6. Since the perpetrator of the crime is „X‟s father, delay in
lodging the report is not fatal. Minor contradictions, inconsistencies and
improvements pointed out by the learned counsel in the testimony of the
prosecution witnesses are inconsequential as they do not affect the core of
the prosecution case. The impugned judgment based upon fair appraisal
of the evidence requires no intervention on conviction.
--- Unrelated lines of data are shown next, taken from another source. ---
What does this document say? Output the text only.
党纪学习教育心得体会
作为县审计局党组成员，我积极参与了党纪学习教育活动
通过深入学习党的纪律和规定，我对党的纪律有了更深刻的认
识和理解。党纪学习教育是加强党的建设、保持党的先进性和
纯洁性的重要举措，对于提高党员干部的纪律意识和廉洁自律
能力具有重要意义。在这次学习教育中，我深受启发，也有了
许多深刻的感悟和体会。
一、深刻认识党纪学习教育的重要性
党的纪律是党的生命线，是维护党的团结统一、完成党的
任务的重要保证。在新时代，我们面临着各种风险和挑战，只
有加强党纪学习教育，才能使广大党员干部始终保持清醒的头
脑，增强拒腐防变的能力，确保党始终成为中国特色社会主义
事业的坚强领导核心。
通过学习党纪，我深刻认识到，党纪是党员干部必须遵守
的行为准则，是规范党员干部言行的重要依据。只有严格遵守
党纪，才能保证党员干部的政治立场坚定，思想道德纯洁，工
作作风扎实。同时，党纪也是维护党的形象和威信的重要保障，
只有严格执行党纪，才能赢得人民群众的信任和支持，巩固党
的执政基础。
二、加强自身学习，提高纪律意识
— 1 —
7. The appellant was sentenced to undergo RI for ten years with
fine `25,000/- and default sentence for non-payment of fine is six months.
He has already undergone six years, six months and six days incarceration
besides remission for eleven months and six days as on 27.01.2015. Since
the victim is appellant‟s own daughter, the sentence awarded cannot be
termed excessive. Sentence order requires modification to the extent that
default sentence for non-payment of fine of `25,000/- shall be SI for
fifteen days instead of SI for six months. Other terms and conditions of
the sentence order are left undisturbed.
8. The appeal stands disposed of in the above terms. All
pending application(s) also stand disposed of. Trial Court record along
with copy of this order be sent back to the Trial Court. Copy be also sent
to the accused/appellant through Jail Superintendent.